A causa de aquello Alia sabía que Stilgar no podía realizar el trabajo que debía ser hecho absolutamente. Y tenía que mostrarse circunspecta con sus guardias, para los cuales cualquier palabra pronunciada con un cierto énfasis por su Regente era considerada como una orden absoluta.

¿Qué estaba haciendo allí aquel Predicador?

El mercado, que rodeaba la plaza, extendiéndose bajo los protectores balcones y arcadas, presentaba el rostro de la abundancia: las mercancías estaban expuestas tentadoramente, con pocos muchachos vigilándolas. Apenas algunos mercaderes permanecían despiertos, olisqueando el aroma a especia de las monedas en las bolsas de los peregrinos.

Alia estudió la espalda del Predicador. Parecía a punto de hacer un discurso, pero algo retenía su voz.

¿Por qué estoy aquí espiando las huellas de una antigua carne en esta ruina?
, se dijo a sí misma.
Estos despojos no pueden ser el «recipiente de magnificencia» que en su tiempo fue mi hermano.

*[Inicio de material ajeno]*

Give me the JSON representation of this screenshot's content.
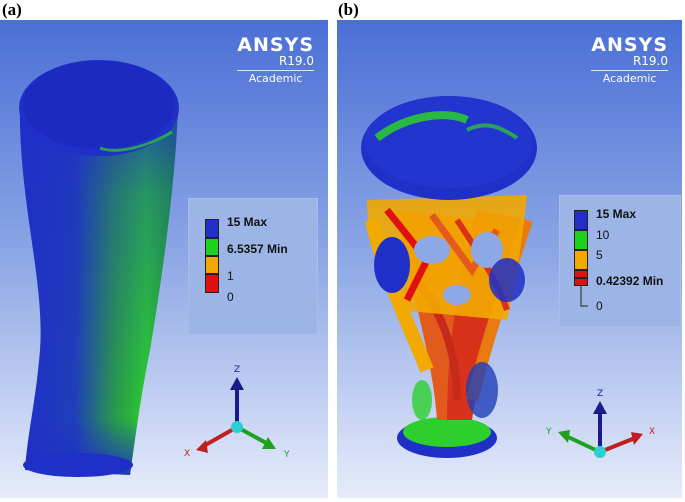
{
  "panels": [
    {
      "label": "(a)",
      "logo": {
        "title": "ANSYS",
        "version": "R19.0",
        "edition": "Academic"
      },
      "legend": {
        "entries": [
          {
            "text": "15 Max",
            "color": "#1f2fc7"
          },
          {
            "text": "6.5357 Min",
            "color": "#1fd11f"
          },
          {
            "text": "1",
            "color": "#f2a900"
          },
          {
            "text": "0",
            "color": "#e01010"
          }
        ]
      },
      "triad": {
        "z": "Z",
        "x": "X",
        "y": "Y"
      }
    },
    {
      "label": "(b)",
      "logo": {
        "title": "ANSYS",
        "version": "R19.0",
        "edition": "Academic"
      },
      "legend": {
        "entries": [
          {
            "text": "15 Max",
            "color": "#1f2fc7"
          },
          {
            "text": "10",
            "color": "#1fd11f"
          },
          {
            "text": "5",
            "color": "#f2a900"
          },
          {
            "text": "0.42392 Min",
            "color": "#e01010"
          },
          {
            "text": "0",
            "color": "#e01010"
          }
        ]
      },
      "triad": {
        "z": "Z",
        "x": "X",
        "y": "Y"
      }
    }
  ],
  "colors": {
    "blue": "#1f2fc7",
    "green": "#2ccf2c",
    "orange": "#f2a900",
    "red": "#e01010"
  }
}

La frustración se mezcló con la rabia dentro de ella. ¿Cómo podía descubrir quién era realmente el Predicador, descubrirlo con certeza
sin descubrirlo
? Estaba atrapada. No se atrevía a revelar más que una casual curiosidad acerca de aquel herético.

Irulan se había dado cuenta de ello. En Pleno Consejo había perdido su famosa compostura Bene Gesserit y había gritado:

—¡Hemos perdido el poder de pensar bien de nosotros mismos!

Incluso Stilgar se había sentido impresionado por aquellas palabras.

Javid la había devuelto a la razón:

—¡No tenemos tiempo para esas tonterías!

Javid tenía razón. ¿Qué importancia tenía lo que pensaban de sí mismos? Lo único que les preocupaba a todos ellos era mantener el poder Imperial.

Pero Irulan, recobrando su compostura, había sido aún más devastadora:

—Hemos perdido algo vital, os digo. Y, perdiéndolo, hemos perdido la habilidad de tomar decisiones adecuadas. Cada día afrontamos nuestras decisiones como si afrontáramos a un enemigo… o esperamos y esperamos, lo cual es una forma de rendirnos, y permitimos que sean las decisiones de los demás las que nos fuercen a movernos. ¿Podemos olvidar que hemos sido nosotros quienes hemos iniciado esta forma de actuar?

Y todo ello para decidir si se debía aceptar un regalo de la Casa de los Corrino.

Irulan debe ser eliminada
, decidió Alia.

¿Qué era lo que estaba esperando allí aquel anciano? Se llamaba a sí mismo un predicador. ¿Por qué no predicaba?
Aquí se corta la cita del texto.